Geschrieben wurde das Hansmann-Buch nicht vom wohl bekanntesten Business Angel Österreichs selbst. Als AutorInnen zeichnen die Unternehmerin Lisa Ittner, die als Ex-aaia-Geschäftsführerin eine langjährige Wegbegleiterin Hansmanns ist, und der Medien-Entrepreneur Florian Novak verantwortlich. „Es ist schon in meiner Zeit als aaia-Geschäftsführerin immer die Frage gestellt worden: Wie macht Hansi das? Mit dem Buch wollen wir dieses Know-How, über einzelne Formate und persönliche Gespräche mit Hansi hinaus, einer breiteren Öffentlichkeit zugänglich machen“, erklärt Ittner im Gespräch mit dem Brutkasten.

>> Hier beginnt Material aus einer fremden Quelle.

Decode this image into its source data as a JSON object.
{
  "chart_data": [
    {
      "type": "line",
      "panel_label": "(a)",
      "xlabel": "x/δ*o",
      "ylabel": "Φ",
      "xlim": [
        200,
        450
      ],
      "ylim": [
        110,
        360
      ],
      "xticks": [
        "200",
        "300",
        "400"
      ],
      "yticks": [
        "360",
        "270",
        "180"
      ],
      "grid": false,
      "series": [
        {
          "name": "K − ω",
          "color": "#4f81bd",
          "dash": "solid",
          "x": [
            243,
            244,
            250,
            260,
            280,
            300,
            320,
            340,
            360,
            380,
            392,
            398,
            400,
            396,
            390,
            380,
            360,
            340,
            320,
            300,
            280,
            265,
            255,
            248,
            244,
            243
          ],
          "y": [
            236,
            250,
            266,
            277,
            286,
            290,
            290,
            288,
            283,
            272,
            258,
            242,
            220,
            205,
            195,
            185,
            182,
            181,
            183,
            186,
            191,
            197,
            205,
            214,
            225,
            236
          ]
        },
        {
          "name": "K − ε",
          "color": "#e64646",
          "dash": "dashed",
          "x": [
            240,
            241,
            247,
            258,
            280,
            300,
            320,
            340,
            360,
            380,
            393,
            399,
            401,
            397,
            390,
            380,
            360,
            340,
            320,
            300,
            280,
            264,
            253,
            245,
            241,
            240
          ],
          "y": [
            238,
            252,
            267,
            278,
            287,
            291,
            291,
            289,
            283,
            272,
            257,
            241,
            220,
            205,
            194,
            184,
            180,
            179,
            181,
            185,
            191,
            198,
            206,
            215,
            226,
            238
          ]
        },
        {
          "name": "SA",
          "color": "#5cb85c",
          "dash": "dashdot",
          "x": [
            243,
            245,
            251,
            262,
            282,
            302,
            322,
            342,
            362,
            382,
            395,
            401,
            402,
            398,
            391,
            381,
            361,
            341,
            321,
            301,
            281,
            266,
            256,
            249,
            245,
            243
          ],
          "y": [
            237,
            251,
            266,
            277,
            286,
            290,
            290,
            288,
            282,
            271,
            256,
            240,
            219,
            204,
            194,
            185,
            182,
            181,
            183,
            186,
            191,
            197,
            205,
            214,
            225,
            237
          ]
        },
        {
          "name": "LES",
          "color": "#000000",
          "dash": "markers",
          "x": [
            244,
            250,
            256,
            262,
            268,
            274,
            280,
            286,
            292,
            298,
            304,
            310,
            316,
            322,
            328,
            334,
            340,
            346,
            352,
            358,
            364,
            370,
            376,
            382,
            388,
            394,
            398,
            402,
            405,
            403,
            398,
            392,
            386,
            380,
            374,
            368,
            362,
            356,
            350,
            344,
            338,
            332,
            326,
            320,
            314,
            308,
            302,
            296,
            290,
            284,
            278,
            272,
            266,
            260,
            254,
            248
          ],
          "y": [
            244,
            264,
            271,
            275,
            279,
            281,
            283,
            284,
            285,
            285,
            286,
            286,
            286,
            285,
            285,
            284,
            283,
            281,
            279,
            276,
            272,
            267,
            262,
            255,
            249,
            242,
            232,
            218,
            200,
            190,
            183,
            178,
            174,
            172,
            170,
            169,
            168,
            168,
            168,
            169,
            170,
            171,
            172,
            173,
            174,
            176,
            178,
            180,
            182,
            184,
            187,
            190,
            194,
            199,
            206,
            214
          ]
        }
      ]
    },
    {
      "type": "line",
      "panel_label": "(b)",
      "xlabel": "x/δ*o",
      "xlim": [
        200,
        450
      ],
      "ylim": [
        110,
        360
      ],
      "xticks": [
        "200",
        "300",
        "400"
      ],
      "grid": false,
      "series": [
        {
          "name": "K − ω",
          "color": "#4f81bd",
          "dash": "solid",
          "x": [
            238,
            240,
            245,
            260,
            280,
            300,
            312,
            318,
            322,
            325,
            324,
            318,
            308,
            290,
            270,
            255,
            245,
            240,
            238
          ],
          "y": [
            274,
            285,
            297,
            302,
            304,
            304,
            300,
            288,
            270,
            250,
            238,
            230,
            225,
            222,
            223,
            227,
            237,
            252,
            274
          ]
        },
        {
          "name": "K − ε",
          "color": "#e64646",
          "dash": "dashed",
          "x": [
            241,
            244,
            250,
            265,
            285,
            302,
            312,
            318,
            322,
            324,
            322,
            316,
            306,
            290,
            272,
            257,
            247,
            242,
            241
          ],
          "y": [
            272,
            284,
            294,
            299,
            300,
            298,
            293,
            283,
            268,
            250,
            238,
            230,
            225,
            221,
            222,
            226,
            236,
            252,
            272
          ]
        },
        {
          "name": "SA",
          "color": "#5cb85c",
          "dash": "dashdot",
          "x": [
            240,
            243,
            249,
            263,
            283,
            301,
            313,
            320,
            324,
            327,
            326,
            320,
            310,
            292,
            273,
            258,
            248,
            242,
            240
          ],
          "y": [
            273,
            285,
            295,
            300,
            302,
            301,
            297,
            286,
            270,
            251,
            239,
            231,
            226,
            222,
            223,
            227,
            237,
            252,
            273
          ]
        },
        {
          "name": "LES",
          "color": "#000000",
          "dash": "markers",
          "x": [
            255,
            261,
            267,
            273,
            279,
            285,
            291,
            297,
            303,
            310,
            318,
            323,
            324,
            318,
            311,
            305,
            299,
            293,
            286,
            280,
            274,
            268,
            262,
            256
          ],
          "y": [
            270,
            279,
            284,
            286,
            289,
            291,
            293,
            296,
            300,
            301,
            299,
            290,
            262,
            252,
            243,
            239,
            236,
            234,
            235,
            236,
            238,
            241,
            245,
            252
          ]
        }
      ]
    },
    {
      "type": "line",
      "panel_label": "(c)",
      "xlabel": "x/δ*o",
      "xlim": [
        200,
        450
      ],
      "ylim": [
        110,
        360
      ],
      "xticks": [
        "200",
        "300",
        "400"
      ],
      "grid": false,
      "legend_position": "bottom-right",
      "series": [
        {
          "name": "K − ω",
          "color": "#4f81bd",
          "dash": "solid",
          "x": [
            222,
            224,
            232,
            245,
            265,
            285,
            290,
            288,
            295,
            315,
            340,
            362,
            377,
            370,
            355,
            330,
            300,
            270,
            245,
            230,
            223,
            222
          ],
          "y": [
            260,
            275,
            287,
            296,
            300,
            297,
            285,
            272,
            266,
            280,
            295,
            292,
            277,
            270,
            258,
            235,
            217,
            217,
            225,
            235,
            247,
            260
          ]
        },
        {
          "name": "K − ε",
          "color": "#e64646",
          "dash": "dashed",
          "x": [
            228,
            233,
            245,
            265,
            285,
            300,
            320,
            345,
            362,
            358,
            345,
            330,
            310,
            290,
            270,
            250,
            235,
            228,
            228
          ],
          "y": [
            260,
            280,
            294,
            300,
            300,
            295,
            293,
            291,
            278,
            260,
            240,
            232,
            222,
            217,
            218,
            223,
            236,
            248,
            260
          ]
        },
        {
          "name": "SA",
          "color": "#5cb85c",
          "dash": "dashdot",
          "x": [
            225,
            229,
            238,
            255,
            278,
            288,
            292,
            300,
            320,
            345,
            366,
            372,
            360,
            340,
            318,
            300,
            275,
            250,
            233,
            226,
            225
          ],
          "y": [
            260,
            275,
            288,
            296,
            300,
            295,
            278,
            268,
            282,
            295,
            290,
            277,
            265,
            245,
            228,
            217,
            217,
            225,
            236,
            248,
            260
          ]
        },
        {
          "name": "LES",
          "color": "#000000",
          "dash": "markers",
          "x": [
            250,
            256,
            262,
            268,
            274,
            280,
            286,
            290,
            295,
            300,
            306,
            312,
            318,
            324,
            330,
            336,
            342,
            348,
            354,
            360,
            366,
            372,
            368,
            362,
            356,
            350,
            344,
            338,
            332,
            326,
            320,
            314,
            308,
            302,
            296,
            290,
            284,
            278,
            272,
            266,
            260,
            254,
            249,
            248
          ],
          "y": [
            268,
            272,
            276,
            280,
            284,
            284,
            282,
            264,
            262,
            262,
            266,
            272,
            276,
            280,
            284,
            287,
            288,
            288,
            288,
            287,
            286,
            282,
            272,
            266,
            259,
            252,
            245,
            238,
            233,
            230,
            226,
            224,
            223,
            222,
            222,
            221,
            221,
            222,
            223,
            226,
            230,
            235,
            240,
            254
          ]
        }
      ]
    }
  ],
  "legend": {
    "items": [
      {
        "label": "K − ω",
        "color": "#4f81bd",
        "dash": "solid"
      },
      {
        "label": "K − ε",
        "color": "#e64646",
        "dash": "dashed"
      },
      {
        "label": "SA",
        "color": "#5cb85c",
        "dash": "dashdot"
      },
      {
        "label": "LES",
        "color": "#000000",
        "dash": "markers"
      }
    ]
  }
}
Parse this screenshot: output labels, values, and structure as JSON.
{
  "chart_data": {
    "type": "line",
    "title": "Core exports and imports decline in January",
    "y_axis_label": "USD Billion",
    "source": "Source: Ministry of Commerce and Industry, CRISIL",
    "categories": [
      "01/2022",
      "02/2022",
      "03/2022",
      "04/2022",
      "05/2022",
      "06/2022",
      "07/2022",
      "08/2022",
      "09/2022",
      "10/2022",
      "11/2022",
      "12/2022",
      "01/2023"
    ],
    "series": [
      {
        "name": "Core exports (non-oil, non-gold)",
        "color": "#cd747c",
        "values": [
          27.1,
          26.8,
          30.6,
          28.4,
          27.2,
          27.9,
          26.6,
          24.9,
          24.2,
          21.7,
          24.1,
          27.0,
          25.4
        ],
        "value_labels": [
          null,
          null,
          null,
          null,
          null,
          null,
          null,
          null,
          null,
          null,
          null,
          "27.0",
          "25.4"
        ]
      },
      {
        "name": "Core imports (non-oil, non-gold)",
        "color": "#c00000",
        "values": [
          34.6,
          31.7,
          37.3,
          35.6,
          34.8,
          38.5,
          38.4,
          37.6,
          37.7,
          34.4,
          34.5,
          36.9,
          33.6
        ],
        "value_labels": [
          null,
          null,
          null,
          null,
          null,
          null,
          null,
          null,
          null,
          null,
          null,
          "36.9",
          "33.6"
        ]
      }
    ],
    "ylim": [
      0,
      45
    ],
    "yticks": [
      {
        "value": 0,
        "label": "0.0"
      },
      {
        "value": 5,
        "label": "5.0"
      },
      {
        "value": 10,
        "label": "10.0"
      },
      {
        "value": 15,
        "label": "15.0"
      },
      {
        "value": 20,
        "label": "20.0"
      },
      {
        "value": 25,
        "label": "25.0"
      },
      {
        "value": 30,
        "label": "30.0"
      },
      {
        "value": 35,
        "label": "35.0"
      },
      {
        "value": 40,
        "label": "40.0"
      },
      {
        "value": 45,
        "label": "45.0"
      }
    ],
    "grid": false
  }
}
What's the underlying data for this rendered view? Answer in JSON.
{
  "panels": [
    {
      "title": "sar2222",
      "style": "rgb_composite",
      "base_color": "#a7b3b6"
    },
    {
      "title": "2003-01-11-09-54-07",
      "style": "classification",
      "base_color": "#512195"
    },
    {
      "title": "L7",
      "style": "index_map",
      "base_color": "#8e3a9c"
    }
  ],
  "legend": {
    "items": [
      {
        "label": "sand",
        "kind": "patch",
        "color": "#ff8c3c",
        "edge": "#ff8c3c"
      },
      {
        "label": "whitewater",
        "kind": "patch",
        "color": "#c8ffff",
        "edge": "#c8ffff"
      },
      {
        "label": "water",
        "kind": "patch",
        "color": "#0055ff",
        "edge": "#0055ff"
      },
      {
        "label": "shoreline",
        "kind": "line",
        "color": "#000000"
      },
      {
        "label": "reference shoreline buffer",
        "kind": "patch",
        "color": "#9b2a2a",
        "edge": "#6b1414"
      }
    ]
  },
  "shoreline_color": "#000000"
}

Erfolgreich, ohne ein Arschloch zu sein

Dem Inhalt ist prominent ein Zitat Hansmanns vorangestellt: „Geld ist im Prinzip völlig sinnlos und nutzlos, außer man verwendet es“. Doch es muss eben richtig verwendet werden. „Sehr viele Gelder werden nicht sinnvoll investiert. Das ist schlecht für die InvestorInnen, schlecht für die Startups und damit schlecht für die ganze Szene“, sagt die Co-Autorin. Hansmann habe gezeigt, wie es geht – nicht nur mit runtastic, shpock und mySugr. „Und vor allem: Er lebt vor, wie man in Wirtschaft und Unternehmertum erfolgreich ist und dabei menschlich bleibt. Oder salopp ausgedrückt: wie man dabei kein Arschloch ist“, sagt Ittner.

Archiv: Video-Interview mit Hansmann (u.a.) beim Austrian Investors Day 2018

Erfolgsrezept Augenhöhe

Eines der zentralen Erfolgsrezepte sei dabei der Zugang auf Augenhöhe. „Der Angel sitzt mit dem Gründer in einem Boot“, sagt Ittner. Und Hansmann setze diese Augenhöhe auch innerhalb seines Portfolios um. „Er baut ein kleines Silicon Valley in Österreich und über die Grenzen hinaus auf. Er vernetzt seine Startups untereinender und sie helfen sich gegenseitig“. Diese Quintessenz der „Hansmann Methode“ sei dabei keine einseitige Beobachtung. „Wir haben in der Recherche für das Buch mit vielen GründerInnen von Portfolio-Startups gesprochen. Die bestätigen das durchgängig“, sagt die Autorin.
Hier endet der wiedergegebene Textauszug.